There is a 0% chance that a proposal to eliminate the federal income tax and replace it with a massive national sales tax will even get out of the Republican-controlled U.S. House, let alone become law. But the fact that such a bluntly soak-the-poor idea is even getting an airing under new House Speaker Kevin McCarthy should stand as ominous confirmation that he is basically a hostage to his caucus's crazy-right flank.
The grotesquely misnamed Fair Tax Act comes up perennially and usually dies a quick and appropriately ignoble death. This time, though, it's expected to actually get a House vote. The idea is to do away with all current federal taxes completely — personal and corporate income taxes, payroll taxes, estate taxes, all of it — and run the government entirely with a hefty federal sales tax on all goods and services.

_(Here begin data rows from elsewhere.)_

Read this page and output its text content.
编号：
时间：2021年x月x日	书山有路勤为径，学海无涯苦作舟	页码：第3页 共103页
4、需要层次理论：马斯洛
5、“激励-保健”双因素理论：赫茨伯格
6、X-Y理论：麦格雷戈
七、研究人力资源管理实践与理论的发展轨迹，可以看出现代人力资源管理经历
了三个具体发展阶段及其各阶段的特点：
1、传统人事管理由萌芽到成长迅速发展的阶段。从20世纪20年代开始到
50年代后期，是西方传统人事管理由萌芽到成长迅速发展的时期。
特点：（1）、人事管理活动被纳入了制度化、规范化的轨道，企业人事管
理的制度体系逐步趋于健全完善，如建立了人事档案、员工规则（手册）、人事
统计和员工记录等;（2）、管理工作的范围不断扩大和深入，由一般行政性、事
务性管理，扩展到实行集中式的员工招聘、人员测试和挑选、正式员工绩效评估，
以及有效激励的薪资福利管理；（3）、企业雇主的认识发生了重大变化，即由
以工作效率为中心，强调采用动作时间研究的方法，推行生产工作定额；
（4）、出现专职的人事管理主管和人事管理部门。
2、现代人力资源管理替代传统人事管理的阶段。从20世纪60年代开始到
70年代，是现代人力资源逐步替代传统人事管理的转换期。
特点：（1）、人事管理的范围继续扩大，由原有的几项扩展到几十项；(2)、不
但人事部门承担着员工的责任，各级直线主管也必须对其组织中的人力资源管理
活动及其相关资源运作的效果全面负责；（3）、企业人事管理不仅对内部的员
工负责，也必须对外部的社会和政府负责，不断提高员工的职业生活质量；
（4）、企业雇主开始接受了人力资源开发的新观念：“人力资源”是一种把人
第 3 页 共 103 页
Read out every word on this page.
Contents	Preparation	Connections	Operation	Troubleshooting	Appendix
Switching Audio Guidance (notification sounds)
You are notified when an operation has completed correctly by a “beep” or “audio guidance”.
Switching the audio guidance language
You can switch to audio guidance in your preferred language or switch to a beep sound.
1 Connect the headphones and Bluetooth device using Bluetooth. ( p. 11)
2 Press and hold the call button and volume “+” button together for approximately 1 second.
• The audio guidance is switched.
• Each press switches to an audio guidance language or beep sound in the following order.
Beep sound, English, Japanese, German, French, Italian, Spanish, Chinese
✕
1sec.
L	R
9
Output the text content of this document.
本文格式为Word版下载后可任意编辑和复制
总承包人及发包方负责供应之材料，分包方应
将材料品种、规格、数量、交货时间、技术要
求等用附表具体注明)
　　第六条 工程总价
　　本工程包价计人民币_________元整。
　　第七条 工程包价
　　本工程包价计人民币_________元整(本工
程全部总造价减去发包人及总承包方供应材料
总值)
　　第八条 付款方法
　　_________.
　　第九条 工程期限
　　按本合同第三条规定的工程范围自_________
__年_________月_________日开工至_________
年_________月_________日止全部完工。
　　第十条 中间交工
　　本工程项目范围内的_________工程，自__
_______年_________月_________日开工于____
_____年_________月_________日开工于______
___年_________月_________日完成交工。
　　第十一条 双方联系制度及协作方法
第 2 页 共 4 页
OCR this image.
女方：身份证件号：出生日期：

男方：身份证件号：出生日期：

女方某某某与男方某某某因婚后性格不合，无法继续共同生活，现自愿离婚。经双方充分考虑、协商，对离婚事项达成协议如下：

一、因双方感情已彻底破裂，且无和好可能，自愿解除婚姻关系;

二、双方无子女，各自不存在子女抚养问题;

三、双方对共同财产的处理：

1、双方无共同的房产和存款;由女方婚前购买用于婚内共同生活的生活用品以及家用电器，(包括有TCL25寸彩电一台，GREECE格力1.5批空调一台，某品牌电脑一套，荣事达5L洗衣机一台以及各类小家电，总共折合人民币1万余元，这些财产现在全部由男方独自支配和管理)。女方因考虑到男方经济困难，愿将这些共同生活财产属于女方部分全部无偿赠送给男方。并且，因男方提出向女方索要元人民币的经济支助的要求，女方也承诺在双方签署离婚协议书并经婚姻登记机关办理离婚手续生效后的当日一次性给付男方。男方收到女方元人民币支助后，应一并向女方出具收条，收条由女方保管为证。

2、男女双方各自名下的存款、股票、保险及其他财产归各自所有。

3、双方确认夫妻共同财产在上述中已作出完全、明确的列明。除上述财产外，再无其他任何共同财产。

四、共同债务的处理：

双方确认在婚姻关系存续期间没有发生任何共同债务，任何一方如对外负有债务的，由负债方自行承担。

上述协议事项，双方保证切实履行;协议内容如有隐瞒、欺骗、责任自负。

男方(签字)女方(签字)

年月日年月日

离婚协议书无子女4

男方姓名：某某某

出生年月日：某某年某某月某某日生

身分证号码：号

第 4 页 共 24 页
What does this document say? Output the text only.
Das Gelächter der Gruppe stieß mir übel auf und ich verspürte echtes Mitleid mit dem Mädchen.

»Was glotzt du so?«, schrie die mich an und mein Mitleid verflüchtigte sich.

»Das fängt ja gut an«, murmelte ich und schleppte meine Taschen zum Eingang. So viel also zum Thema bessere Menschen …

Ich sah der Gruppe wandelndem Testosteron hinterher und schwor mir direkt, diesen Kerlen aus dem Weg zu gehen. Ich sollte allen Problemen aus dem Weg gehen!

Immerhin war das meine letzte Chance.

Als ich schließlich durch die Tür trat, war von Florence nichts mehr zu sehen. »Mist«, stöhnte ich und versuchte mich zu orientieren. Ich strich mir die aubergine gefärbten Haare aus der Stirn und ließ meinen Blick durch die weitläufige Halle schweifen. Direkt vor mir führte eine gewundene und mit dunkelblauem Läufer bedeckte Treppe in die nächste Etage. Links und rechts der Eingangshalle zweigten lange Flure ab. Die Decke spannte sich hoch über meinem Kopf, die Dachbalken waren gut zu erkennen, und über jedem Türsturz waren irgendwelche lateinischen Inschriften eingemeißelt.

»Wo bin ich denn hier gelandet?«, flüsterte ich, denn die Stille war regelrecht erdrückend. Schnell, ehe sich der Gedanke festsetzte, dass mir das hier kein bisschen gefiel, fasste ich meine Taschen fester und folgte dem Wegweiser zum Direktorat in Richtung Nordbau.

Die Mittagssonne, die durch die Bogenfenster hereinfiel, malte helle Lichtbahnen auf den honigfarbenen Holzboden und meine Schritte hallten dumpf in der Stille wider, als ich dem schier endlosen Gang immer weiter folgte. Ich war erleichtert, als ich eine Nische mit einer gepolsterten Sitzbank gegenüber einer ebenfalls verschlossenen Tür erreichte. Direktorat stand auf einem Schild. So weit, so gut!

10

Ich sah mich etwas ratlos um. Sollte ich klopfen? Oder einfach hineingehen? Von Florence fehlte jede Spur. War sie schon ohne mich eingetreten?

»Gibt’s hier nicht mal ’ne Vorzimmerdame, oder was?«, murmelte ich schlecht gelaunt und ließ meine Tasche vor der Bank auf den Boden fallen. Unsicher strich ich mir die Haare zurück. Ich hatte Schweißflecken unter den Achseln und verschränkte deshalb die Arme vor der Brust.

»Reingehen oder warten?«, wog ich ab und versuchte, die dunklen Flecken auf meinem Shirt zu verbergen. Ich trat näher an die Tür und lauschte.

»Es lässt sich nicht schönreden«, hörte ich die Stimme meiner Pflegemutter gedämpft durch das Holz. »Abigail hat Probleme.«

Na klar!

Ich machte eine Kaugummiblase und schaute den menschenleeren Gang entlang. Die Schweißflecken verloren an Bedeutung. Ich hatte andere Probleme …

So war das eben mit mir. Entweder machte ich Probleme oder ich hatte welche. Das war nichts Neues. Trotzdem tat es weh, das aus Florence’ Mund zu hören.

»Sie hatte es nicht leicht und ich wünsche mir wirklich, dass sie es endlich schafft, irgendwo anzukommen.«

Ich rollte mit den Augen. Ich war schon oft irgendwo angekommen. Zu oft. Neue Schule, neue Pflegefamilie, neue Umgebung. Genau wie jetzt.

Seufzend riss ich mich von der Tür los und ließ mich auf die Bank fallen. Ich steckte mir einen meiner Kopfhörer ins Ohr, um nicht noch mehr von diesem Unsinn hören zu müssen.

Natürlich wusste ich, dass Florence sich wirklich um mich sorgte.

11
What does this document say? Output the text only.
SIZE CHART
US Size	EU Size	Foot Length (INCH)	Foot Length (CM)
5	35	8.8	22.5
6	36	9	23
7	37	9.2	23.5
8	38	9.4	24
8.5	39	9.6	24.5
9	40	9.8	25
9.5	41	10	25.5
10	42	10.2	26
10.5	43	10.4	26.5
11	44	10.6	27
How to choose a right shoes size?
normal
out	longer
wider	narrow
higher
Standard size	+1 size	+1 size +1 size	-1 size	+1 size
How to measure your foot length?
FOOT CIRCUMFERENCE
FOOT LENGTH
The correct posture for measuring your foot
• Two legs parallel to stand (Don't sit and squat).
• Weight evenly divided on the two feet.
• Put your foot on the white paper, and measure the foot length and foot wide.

Proponents say it would be a 23% tax (which would be bad enough), but that's based on a misleading "tax inclusive" calculation of the rate. The actual checkout-counter reality would be more like 30%. Add local and state sales taxes (9.68% combined in St. Louis), and you're quickly approaching $40 in sales tax on every $100 spent on goods or services.
In what distant galaxy does anyone believe it's "fair" to let Exxon and Amazon pay not one red cent in taxes on their massive incomes, while making up the difference to the treasury by charging typical American families an extra 30 cents on the dollar for bread and milk?
The "Fair Tax" crowd's contention that abolishing the Internal Revenue Service would make things simpler for everyone is also nonsense. Even they understand that families living in poverty can't absorb what amounts to an almost one-third increase in the price of everything they buy, so the legislation would create a monthly "prebate" cash reimbursement of the tax for every taxpayer, up to the amount of the federal poverty line.
The bureaucracy necessary to run such a system — even if it could reach people on the margins who would have to pay the tax as they eat and live, but won't realistically be able to access the "prebate" — would rival the IRS in complexity. No wonder even the conservative Wall Street Journal editorial page labels this idea "tax masochism."
So why are we even discussing an utterly indefensible idea that has no chance of passage? Because it reportedly is going to soon get more debate than it deserves (which is to say, any), for no reason except that McCarthy had to sell his soul to the most deranged people in his caucus to win his speakership this month. The vote is certain to fail — even today's radicalized GOP mostly isn't that radical — but it should prompt Americans to wonder about what other deals McCarthy has made.